Treinta años de infamia son muchos siglos y muchas sucesiones en las que no sucedió nada relevante o tajante; páginas baldías al borde del masturbado suicidio o llenas de crustáceos errores y tipos abominables a las diez de mayo en punto; el vecino con un padrastro castrense que le hacía enderezar cachos en el rastro municipal; mi abuela y su aura prehispánica que destilaba embrujos a las diez de mayo en punto; mi prima y su insociable padre que nunca quiso sonreír en casa y terminó perdido en la ironía de un universo de nueve ladrillos; tantos rodeos que da el alma para pedir que Hera se desnude y vuelva a los días en los que soñaba que podía viajar en el tiempo, y siempre regresaba al mesón en el que me despedí de mi madre que miraba hacia la Juan Bertis, y en el que puse en práctica las clases del aparato reproductor a las diez de mayo en punto; y todos en el mesón celebrando el día de la madre e intercambiando gatitos de colores hechos con las sobras de la sastrería del chele Larín y que todo el mundo amaba por suaves; el hermano menor de don Nico, el barbero, enfermo de sífilis, por eso le dieron de baja en el ejército antes de que contagiara a su sargento; yo, con sarampión y paperas a las diez de mayo en punto; yo, sin un padre con quien darle otro significado a mayo por la tarde, pero mejor, porque después supe que era un tipo derrotado por el virus del cobre… y además porque estaba mi abuela brillante, severa y sabia cuando hablaba de temas que no conocía.

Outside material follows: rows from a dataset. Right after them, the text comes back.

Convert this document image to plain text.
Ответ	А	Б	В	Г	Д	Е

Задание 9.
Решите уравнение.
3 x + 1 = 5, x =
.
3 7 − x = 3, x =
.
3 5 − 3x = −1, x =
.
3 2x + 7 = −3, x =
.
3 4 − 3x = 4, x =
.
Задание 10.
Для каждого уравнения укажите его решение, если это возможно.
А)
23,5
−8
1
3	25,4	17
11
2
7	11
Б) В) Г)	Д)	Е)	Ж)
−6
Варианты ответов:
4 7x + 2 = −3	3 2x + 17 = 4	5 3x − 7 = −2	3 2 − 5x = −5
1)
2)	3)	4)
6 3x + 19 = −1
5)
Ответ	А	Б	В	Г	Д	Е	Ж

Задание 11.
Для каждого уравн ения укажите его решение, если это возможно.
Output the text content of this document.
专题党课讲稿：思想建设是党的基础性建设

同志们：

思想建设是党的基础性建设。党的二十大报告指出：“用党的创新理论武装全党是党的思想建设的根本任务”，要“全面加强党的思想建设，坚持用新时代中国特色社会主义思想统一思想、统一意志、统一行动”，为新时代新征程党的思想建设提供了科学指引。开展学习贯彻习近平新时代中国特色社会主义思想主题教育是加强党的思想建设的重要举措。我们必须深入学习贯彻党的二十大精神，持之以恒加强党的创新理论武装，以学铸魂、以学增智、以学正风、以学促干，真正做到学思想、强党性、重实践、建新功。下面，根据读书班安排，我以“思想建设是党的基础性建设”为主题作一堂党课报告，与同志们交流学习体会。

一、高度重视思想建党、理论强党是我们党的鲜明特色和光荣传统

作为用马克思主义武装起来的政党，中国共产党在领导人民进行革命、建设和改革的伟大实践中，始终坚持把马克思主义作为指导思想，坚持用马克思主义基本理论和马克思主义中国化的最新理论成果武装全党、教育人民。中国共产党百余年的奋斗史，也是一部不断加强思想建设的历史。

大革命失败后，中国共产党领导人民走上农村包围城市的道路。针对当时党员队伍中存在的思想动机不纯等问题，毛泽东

Treinta años son muchos adioses con la asta desolada para conocer el poder del amor que detiene balas, anemias, indigencias, traiciones y pendejos doctorados en historia victimaria; hace un año que mi madre repasa sus adentros desde adentro de sí misma; ochenta y cinco años de yodo bastan, pero no sobran, piensa, distraída y alegre, y un vaho de ternura fantasmagórica se le escapa como un cordel en busca de su trompo, o como un hilo al que le mutilaron la piscucha. Cómo quisiera volver a verla viendo la avenida en que me perdí, para regresar y decirle que oigo su padre nuestro, pero a las diez de mayo en punto, qué otra cosa puedo hacer yo que escribir para que no muera, regalarle una gatita blanca o sacarla del hospital para curarla con besos alcanforados caseros.

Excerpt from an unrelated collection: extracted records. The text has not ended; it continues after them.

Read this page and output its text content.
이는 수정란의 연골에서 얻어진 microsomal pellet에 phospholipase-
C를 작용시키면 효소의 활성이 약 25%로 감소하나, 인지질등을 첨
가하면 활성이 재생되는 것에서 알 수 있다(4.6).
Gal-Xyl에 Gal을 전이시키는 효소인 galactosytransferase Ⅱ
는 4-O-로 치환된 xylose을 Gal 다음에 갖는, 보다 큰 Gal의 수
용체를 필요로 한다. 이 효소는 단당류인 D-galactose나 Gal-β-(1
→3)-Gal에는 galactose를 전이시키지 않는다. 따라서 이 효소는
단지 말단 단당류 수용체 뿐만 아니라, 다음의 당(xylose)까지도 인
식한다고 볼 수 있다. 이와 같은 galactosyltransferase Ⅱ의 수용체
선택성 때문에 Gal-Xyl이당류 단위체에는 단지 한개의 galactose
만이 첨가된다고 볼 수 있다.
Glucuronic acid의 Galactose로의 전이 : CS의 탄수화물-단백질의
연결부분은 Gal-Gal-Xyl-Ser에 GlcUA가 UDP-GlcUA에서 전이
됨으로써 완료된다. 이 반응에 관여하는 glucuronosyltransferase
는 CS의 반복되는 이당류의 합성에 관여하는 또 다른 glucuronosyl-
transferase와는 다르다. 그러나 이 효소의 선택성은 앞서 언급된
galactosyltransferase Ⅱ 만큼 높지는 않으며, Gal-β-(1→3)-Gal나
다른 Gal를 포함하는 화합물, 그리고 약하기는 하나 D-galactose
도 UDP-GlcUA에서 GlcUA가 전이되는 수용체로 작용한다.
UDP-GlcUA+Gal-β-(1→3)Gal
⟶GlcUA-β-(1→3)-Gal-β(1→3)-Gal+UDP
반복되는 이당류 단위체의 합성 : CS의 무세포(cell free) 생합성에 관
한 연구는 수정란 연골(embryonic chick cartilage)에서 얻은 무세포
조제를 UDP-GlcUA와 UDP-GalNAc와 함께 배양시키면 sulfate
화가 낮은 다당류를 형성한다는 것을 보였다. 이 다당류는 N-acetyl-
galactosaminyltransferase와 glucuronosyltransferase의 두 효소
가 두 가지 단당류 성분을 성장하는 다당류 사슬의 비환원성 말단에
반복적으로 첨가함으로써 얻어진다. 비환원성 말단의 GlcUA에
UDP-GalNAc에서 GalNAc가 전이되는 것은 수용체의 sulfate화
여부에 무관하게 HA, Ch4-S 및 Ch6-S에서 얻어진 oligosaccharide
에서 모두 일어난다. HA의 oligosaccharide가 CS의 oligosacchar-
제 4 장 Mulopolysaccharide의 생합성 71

Cincuenta y nueve años míos son muchos olvidos frente al recuerdo de ella, como verme en las fotos viejas que no sabían verme con corbata o fusil. A las diez de mayo en punto lo que veo es que soy, sin pregones ni misales hipocresías, el pedazo oscuro desprendido de su luna, la utopía de su sueño boca abajo y cubierta de lluvia a las diez de mayo en punto, esa hora de la tarde en la que hablamos de cosas distintas con iguales palabras sin necesidad de estar juntos: yo, en la cárcel clandestina; ella, en la calle exigiendo mi liberación.

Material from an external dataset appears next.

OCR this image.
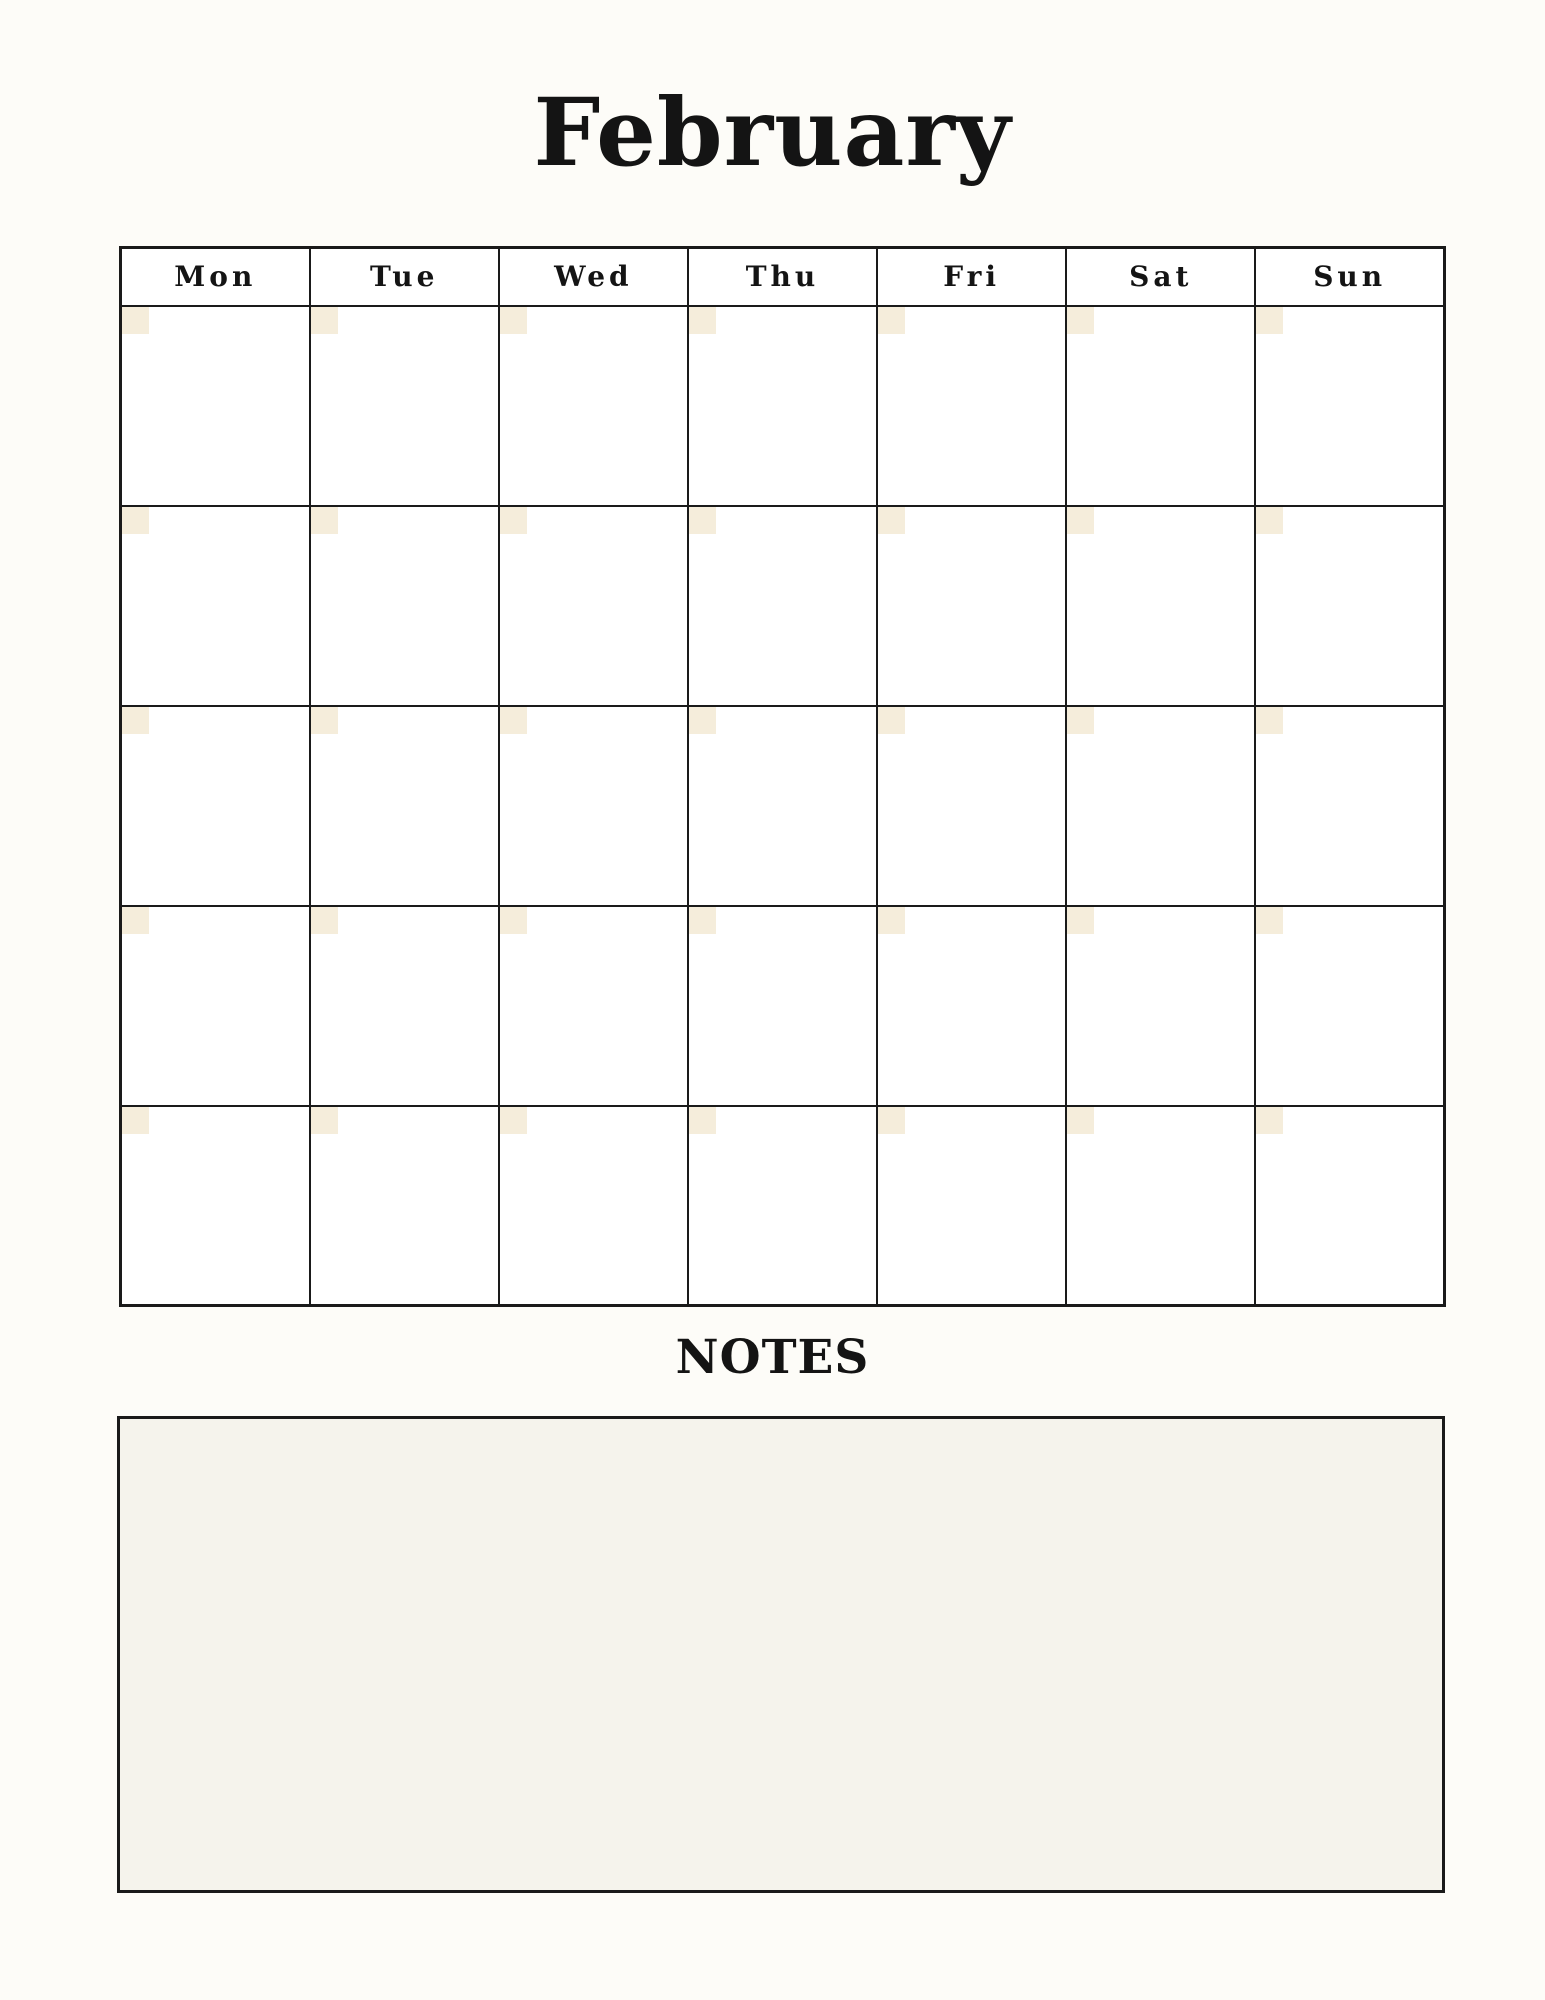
February
Mon	Tue	Wed	Thu	Fri	Sat	Sun

NOTES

A las diez de mayo en punto, ella es el humo del incienso de sándalo que nadie ve saliendo de mí bajo como palabras; es una almohada itinerante en busca de mi cabeza cuando la tribulación manda; es una ciudad de ojos grises que espera todavía mi declaración jurada sobre la tortura y asesinato de la revolución; es el telegrama de afligido amor que me escribió hace treinta y nueve años, a las diez de mayo en punto, que me espera, en una banca de madera del resucitado edificio del telégrafo, para que lo lea en silencio mientras dibujo espejos negros y unicornios azules que, a las diez de mayo de la tarde, se obstinan en ser buenos, honrados, cariñosos, titulados, alegres, tal como soñó, a las diez de mayo en punto, que serán sus nietos. Son las diez de mayo en punto, las diez de mayo de la tarde en todas las lunas, almanaques y relojes que en lugar de marcar la hora marcan la nostalgia.